Con le richiamate pronunce, alla cui motivazione si rinvia ex art. 118 disp. att. cod. proc. civ., si è ritenuto necessario il recepimento della contrattazione collettiva nazionale mediante delibera di giunta e decreto assessoriale, conclusione, questa, alla quale la Corte era già pervenuta, sia pure sulla base di un diverso percorso motivazionale, con la sentenza n. 2169/2004, con la quale si era evidenziato che la Regione Sicilia non partecipa alla stipula del contratto nazionale, ma solo a quella del contratto integrativo regionale, la cui sottoscrizione presuppone la necessaria previa valutazione da parte degli organi regionali della compatibilità della disciplina contrattuale nazionale con le disponibilità finanziarie dell’ente.

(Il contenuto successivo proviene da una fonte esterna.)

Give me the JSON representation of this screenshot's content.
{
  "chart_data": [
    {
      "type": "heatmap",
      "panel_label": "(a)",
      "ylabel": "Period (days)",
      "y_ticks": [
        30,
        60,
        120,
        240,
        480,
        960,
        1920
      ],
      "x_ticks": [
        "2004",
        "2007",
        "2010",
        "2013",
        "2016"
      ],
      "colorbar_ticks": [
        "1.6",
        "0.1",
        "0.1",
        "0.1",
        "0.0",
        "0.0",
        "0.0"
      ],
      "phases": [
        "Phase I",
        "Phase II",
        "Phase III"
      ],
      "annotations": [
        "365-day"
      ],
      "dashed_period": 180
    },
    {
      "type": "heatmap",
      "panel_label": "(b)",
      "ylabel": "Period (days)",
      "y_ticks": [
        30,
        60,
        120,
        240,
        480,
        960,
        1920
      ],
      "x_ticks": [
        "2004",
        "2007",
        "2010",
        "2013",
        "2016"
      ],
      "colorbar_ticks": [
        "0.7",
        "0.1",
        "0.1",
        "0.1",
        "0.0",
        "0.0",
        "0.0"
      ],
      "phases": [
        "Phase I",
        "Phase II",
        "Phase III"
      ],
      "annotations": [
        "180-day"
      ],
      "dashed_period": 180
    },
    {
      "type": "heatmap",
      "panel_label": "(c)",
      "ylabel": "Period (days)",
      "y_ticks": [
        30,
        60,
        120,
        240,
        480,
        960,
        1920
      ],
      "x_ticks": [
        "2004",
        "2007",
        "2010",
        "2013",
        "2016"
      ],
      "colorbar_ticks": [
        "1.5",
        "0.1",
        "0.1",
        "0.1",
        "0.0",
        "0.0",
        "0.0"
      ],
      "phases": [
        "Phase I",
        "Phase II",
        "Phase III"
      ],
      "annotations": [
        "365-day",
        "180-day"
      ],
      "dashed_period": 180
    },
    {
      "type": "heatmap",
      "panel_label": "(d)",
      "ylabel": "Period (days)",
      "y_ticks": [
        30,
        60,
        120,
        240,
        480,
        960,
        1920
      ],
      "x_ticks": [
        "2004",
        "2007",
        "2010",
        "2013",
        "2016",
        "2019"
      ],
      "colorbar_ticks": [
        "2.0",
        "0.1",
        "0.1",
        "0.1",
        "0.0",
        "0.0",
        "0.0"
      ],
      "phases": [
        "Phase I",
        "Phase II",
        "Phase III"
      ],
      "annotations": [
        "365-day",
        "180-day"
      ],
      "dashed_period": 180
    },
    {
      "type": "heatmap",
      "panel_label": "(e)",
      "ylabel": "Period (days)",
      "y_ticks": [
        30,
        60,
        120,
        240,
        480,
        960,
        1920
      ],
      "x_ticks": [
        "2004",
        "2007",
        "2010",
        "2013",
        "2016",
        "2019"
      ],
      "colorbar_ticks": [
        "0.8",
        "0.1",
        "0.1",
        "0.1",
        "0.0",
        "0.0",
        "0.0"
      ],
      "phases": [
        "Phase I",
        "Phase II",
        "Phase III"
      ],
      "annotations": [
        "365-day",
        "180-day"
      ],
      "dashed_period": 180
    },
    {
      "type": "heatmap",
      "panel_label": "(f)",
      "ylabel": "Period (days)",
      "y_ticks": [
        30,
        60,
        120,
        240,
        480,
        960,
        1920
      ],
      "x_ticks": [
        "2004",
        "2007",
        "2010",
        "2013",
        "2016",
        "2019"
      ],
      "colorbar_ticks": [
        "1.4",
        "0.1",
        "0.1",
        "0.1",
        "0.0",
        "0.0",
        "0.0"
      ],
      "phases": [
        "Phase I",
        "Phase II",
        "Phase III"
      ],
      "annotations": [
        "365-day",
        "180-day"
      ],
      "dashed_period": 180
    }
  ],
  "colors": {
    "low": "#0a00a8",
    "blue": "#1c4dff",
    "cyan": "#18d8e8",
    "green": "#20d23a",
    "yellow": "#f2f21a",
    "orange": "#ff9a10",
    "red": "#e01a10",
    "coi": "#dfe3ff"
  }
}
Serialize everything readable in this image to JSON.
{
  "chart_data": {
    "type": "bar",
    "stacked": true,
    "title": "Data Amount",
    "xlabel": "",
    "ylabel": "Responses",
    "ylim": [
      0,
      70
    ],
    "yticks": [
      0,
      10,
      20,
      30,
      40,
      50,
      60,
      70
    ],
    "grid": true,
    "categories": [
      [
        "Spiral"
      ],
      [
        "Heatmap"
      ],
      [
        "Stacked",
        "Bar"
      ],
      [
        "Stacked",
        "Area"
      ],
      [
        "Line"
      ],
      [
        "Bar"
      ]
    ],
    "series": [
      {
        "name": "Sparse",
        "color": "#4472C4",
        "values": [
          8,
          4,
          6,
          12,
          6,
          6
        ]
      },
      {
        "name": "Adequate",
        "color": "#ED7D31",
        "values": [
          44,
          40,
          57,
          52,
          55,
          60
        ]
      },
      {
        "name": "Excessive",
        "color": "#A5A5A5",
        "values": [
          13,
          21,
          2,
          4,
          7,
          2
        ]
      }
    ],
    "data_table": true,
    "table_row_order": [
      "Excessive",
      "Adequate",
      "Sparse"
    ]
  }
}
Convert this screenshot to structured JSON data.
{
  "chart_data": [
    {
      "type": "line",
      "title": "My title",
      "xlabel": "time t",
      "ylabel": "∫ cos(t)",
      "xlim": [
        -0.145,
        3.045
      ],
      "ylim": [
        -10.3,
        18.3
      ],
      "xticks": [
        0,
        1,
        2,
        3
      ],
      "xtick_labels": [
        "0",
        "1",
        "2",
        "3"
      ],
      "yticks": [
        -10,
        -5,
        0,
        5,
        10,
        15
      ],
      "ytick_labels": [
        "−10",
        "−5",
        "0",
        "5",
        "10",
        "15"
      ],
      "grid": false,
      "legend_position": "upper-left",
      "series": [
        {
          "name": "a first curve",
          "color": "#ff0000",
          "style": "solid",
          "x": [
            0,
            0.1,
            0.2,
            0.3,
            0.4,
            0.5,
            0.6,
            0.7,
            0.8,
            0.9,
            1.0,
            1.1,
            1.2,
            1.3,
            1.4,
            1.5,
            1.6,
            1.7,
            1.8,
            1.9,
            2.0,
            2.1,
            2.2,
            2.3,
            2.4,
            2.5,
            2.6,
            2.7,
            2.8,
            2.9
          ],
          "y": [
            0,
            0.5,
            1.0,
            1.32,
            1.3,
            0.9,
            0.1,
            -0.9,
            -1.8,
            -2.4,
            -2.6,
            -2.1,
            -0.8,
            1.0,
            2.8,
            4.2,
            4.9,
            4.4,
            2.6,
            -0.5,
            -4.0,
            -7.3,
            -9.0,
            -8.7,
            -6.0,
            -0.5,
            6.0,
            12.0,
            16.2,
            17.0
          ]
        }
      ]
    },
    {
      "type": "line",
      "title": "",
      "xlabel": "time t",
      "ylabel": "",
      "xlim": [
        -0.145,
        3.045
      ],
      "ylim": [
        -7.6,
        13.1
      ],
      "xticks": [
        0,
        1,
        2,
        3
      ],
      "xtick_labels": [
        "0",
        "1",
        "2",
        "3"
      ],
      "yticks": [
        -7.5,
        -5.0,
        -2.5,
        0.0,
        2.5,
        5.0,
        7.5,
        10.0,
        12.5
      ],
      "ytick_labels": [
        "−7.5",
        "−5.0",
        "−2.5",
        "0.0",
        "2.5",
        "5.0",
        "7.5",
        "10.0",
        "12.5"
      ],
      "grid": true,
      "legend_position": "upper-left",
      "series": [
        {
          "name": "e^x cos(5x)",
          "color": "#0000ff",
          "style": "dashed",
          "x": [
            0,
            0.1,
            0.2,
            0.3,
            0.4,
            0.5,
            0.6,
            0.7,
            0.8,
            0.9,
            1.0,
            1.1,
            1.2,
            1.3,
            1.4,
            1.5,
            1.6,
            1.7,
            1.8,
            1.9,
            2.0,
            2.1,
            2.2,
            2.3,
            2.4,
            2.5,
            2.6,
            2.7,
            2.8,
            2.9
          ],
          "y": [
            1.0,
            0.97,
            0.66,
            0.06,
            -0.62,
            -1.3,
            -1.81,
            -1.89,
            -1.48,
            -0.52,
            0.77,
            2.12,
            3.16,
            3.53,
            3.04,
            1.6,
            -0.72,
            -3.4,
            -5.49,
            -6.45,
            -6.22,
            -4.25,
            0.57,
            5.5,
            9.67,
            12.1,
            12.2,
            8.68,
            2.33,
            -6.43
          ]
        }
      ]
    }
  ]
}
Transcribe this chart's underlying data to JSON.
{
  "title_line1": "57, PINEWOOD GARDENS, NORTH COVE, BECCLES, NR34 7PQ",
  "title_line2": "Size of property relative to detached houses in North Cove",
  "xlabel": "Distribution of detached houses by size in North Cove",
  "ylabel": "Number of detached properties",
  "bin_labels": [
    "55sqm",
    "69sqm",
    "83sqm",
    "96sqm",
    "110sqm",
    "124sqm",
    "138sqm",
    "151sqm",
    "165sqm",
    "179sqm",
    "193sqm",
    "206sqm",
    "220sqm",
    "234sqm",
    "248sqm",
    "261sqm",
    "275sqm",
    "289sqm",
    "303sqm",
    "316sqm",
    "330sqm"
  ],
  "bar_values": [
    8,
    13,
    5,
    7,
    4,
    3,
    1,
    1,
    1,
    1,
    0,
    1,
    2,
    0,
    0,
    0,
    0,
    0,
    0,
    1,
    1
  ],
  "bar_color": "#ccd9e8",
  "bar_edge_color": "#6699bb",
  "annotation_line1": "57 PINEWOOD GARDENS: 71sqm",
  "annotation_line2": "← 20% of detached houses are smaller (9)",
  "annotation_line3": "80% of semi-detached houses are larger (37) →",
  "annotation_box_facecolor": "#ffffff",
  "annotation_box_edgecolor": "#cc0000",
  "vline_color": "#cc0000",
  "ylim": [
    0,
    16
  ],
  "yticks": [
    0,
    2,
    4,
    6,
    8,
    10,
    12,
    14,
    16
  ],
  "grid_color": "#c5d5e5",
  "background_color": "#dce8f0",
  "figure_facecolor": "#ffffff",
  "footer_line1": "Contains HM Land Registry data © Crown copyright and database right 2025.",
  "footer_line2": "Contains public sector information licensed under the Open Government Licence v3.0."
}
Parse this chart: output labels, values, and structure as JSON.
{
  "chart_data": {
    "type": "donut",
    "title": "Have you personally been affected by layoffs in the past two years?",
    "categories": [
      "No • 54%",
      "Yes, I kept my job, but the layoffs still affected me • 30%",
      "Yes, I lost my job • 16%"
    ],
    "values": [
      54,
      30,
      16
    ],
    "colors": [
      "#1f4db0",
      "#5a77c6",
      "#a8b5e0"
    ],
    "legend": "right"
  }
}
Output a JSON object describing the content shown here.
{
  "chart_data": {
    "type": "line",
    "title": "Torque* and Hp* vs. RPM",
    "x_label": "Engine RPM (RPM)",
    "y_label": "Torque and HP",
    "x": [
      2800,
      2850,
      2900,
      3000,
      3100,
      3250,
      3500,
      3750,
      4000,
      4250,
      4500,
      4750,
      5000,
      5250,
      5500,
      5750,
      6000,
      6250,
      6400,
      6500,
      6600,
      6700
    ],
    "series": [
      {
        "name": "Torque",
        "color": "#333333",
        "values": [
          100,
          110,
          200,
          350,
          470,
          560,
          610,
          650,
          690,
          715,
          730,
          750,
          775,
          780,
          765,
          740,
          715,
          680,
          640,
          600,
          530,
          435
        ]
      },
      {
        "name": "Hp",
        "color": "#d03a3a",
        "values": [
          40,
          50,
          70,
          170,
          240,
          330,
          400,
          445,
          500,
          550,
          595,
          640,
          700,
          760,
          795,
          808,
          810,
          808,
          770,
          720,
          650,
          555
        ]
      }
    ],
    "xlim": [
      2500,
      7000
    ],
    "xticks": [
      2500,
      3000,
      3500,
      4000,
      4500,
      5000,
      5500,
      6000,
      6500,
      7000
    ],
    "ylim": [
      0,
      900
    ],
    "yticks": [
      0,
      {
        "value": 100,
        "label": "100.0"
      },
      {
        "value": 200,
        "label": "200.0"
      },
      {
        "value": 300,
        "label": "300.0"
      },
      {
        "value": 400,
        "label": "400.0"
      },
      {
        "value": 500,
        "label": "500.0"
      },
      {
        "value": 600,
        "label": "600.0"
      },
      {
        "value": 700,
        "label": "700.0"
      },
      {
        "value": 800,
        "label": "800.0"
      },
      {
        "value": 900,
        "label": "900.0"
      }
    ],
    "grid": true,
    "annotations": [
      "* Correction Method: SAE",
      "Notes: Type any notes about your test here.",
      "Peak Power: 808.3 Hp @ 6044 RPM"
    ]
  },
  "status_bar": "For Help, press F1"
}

Sia la legge regionale n. 10/2000 che il d.lgs. n. 165/2001 pongono quale requisito imprescindibile la previa individuazione da parte delle amministrazioni pubbliche dei criteri e dei limiti finanziari entro i quali deve svolgersi la contrattazione, principio che deve orientare anche nella soluzione della questione qui controversa e che esclude l’invocata forza cogente della contrattazione collettiva nazionale di diritto privato, rispetto alla quale la Regione Sicilia, in quanto estranea alla conclusione del contratto, non è stata posta in condizione di verificare la compatibilità con i vincoli di bilancio.